The two contenders, former Multnomah County Commissioner Loretta Smith and onetime All Hands Raised executive director Dan Ryan disagree whether the never-used Wapato Jail (now dubbed Bybee Lakes Hope Center) has a role to play in sheltering homeless Portlanders during the COVID-19 pandemic. Smith, a longtime advocate for opening Wapato, suggests looking elsewhere during the pandemic.

Here's what we asked this week:

As part of its ongoing response to homelessness and the COVID-19 pandemic, the Joint Office of Homeless Services plans to make extensive investments in shelters in the coming year and probably beyond.
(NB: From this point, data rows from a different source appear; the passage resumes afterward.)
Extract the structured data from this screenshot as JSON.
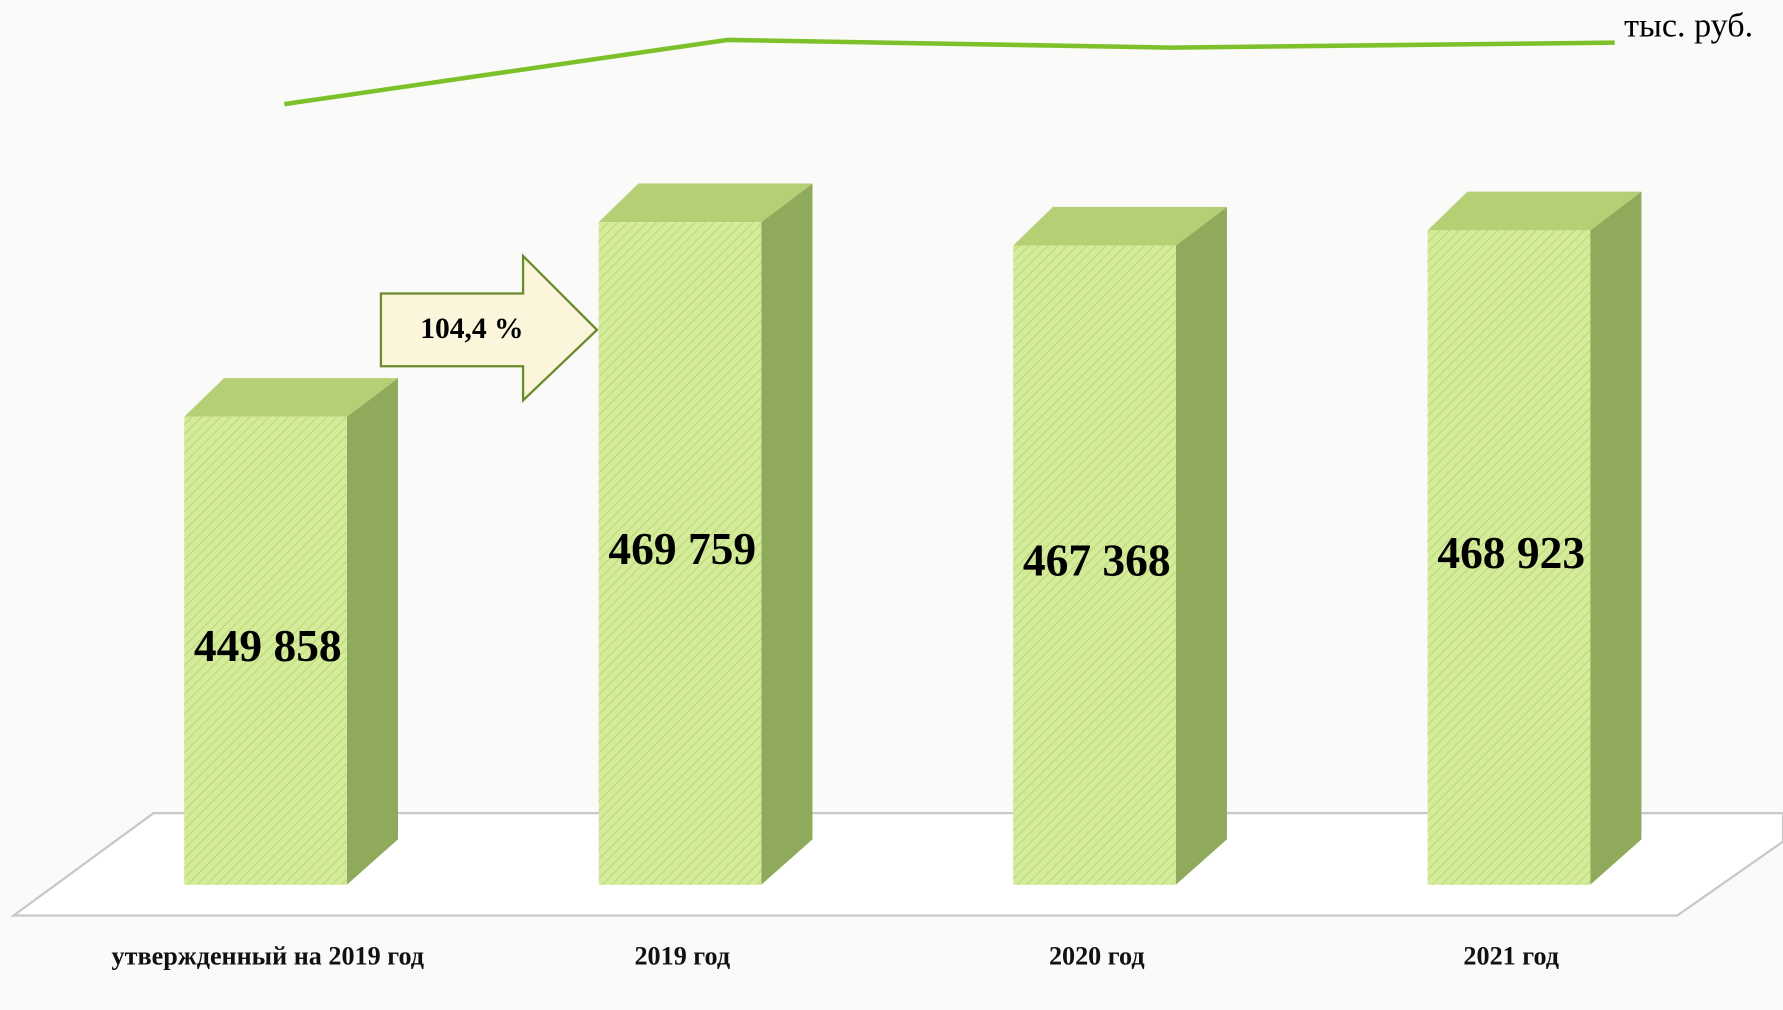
{
  "chart_data": {
    "type": "bar",
    "unit_label": "тыс. руб.",
    "categories": [
      "утвержденный на 2019 год",
      "2019 год",
      "2020 год",
      "2021 год"
    ],
    "values": [
      449858,
      469759,
      467368,
      468923
    ],
    "value_labels": [
      "449 858",
      "469 759",
      "467 368",
      "468 923"
    ],
    "ylim": [
      402000,
      472000
    ],
    "color": "#d4ec9a",
    "side_color": "#8faa5a",
    "top_color": "#b5cf75",
    "line_color": "#7dc12a",
    "annotation": "104,4 %"
  }
}
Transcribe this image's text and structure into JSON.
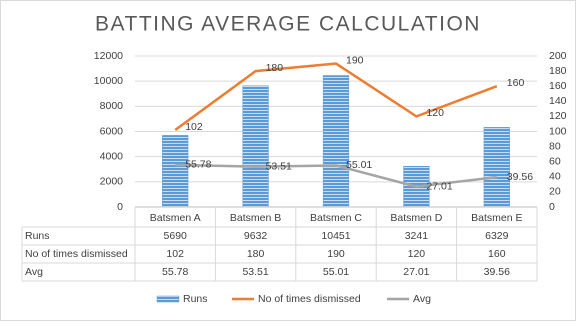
{
  "chart_data": {
    "type": "bar-line",
    "title": "BATTING AVERAGE CALCULATION",
    "categories": [
      "Batsmen A",
      "Batsmen B",
      "Batsmen C",
      "Batsmen D",
      "Batsmen E"
    ],
    "series": [
      {
        "name": "Runs",
        "type": "bar",
        "color": "#5b9bd5",
        "values": [
          5690,
          9632,
          10451,
          3241,
          6329
        ]
      },
      {
        "name": "No of times dismissed",
        "type": "line",
        "axis": "y2",
        "color": "#ed7d31",
        "values": [
          102,
          180,
          190,
          120,
          160
        ]
      },
      {
        "name": "Avg",
        "type": "line",
        "axis": "y2",
        "color": "#a5a5a5",
        "values": [
          55.78,
          53.51,
          55.01,
          27.01,
          39.56
        ]
      }
    ],
    "ylim": [
      0,
      12000
    ],
    "yticks": [
      0,
      2000,
      4000,
      6000,
      8000,
      10000,
      12000
    ],
    "y2lim": [
      0,
      200
    ],
    "y2ticks": [
      0,
      20,
      40,
      60,
      80,
      100,
      120,
      140,
      160,
      180,
      200
    ],
    "grid": true,
    "legend": "bottom",
    "data_table": true
  }
}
Do you favor opening the Wapato Jail as a shelter? If not, why not? If you do, should the public chip in or should the funding remain wholly private? 

Dan Ryan

Dan Ryan: Yes. "This issue is deeply personal to me. My brother Tim died on Portland's streets because there was no care available to him.
"In the midst of a homelessness crisis, global pandemic, an economic nosedive, along with a long-overdue overhaul of our community safety system, we have to ensure that we are doing everything we can to aid our most vulnerable community members. To be successful, we have to pursue multiple strategies and options. The Bybee Lakes Hope Center—as the former Wapato site is now known—is a model of what is possible when advocates are paired with the funding they need to create the transitional services, care and real hope for those we are currently failing to serve.

"Multi-serviced care centers shouldn't just be available to the wealthy, like the famous Betty Ford Center. They should be available to all who need them, and when an opportunity for a community partnership like this arises, we should jump at the chance to make progress.

"This is the kind of project that would warrant public dollars as a part of the funding mix, but Bybee Lakes Hope Center has not yet asked for public funding. All they have signaled so far is that they would like an expedited zoning process, which seems more than reasonable."

Loretta Smith (Walker Stockly)

Loretta Smith: No. "I have been a vocal proponent of Wapato being one of many other resources we use to transition people off our streets in the past. However, as a matter of public health, congregate shelter is not where we should be focusing our investments to get people off the streets during this crisis. In the same way that the private sector stepped up to make Wapato a possible option where homeless people can transition into more permanent housing, we've had numerous hotel owners who have stepped up to provide their facilities to us in order to get members of our houseless community off the streets during this pandemic. I believe centrally located hotels present the best available short-term option for both getting members of our houseless community off the street and addressing their acute health needs.

"In regard to more long-term options, I am interested in using our limited public resources to execute a 'housing first' strategy, where we move people off the streets directly into housing and then deal with their socioeconomic and health needs. The average cost of a shelter bed is over $2,000 per month, where the average cost for a one-bedroom apartment in Portland is approximately $1,400 per month. Voters gave us a powerful tool when they approved the supportive services funding ballot measure in May; we should maximize the use and efficiency of that resource by prioritizing a regional housing-first strategy."